このような大規模買付提案または大規模買付行為等があった場合には、当社は、法令及び定款によって許容される限度において、企業価値や株主共同の利益を確保するために必要な措置を講じることを基本方針とします。
②基本方針の実現に資する取り組み
当社は、より多くの投資家の皆様に末永く継続して投資いただくため、当社グループの企業価値ひいては株主共同の利益を向上させる取り組みとして、「高い技術をもって、社業の発展を図り、健全な経営により社会的責任を果たす」という経営理念を掲げ、その実現のための中期経営構想を実践しております。また、これらと並行して、コーポレート・ガバナンスの強化、充実に取り組んでおります。

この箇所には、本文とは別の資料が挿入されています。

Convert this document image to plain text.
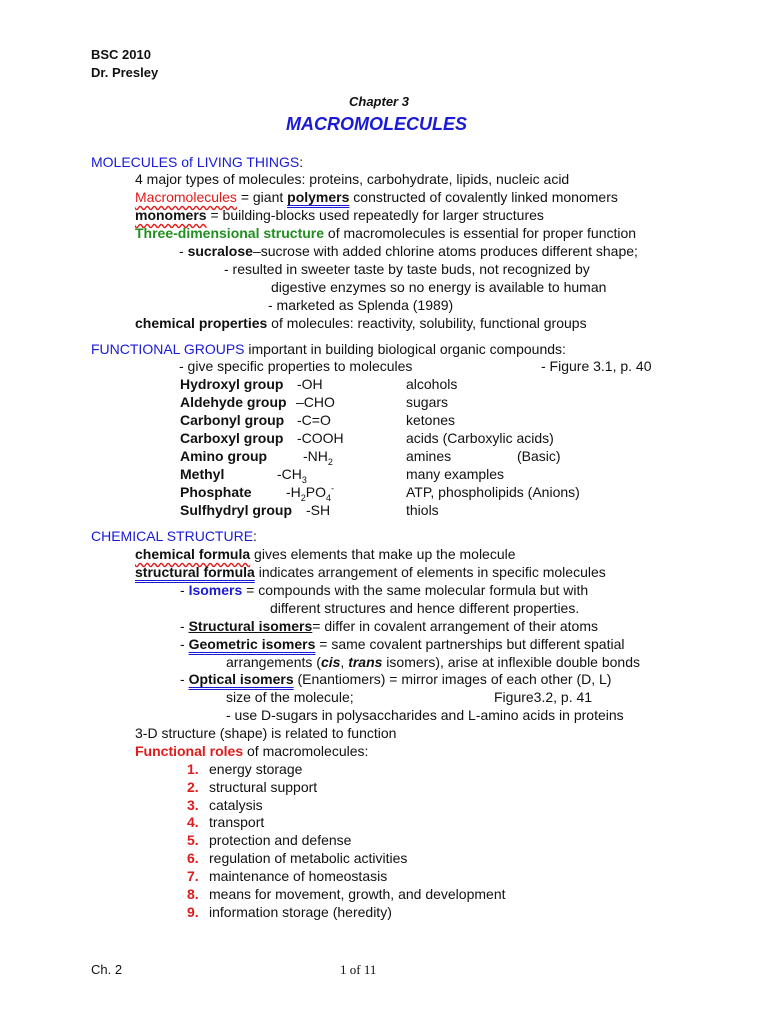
BSC 2010
Dr. Presley
Chapter 3
MACROMOLECULES
MOLECULES of LIVING THINGS:
4 major types of molecules: proteins, carbohydrate, lipids, nucleic acid
Macromolecules = giant polymers constructed of covalently linked monomers
monomers = building-blocks used repeatedly for larger structures
Three-dimensional structure of macromolecules is essential for proper function
- sucralose–sucrose with added chlorine atoms produces different shape;
- resulted in sweeter taste by taste buds, not recognized by
digestive enzymes so no energy is available to human
- marketed as Splenda (1989)
chemical properties of molecules: reactivity, solubility, functional groups
FUNCTIONAL GROUPS important in building biological organic compounds:
- give specific properties to molecules	- Figure 3.1, p. 40
Hydroxyl group -OH	alcohols
Aldehyde group –CHO	sugars
Carbonyl group -C=O	ketones
Carboxyl group -COOH	acids (Carboxylic acids)
Amino group	$-NH_2$	amines	(Basic)
Methyl	$-CH_3$	many examples
Phosphate $-H_2PO_4^-$	ATP, phospholipids (Anions)
Sulfhydryl group -SH	thiols
CHEMICAL STRUCTURE:
chemical formula gives elements that make up the molecule
structural formula indicates arrangement of elements in specific molecules
- Isomers = compounds with the same molecular formula but with
different structures and hence different properties.
- Structural isomers= differ in covalent arrangement of their atoms
- Geometric isomers = same covalent partnerships but different spatial
arrangements (cis, trans isomers), arise at inflexible double bonds
- Optical isomers (Enantiomers) = mirror images of each other (D, L)
size of the molecule;	Figure3.2, p. 41
- use D-sugars in polysaccharides and L-amino acids in proteins
3-D structure (shape) is related to function
Functional roles of macromolecules:
1. energy storage
2. structural support
3. catalysis
4. transport
5. protection and defense
6. regulation of metabolic activities
7. maintenance of homeostasis
8. means for movement, growth, and development
9. information storage (heredity)
Ch. 2	1 of 11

③基本方針に照らして不適切な者によって当社の財務及び事業の方針の決定が支配されることを防止する取り組み
当社は、当社株式に対する大規模買付提案またはこれに類似する行為があった場合には、企業価値及び株主共同の利益の確保のため、適時適切な情報開示に努めるとともに、その時点において適切な対応をしてまいります。
④基本方針に沿い、当社の企業価値ひいては株主共同の利益に合致し、当社の会社役員の地位の維持を目的とするものではないことについて
当社の中期経営構想は、当社の企業価値ひいては株主共同の利益を向上させる取り組みとして、当社の経営理念を実現させるため実践しているものであり、まさに当社の基本方針に沿うものであります。
従いまして上記の取り組みは、当社の会社役員の地位の維持を目的としたものではありません。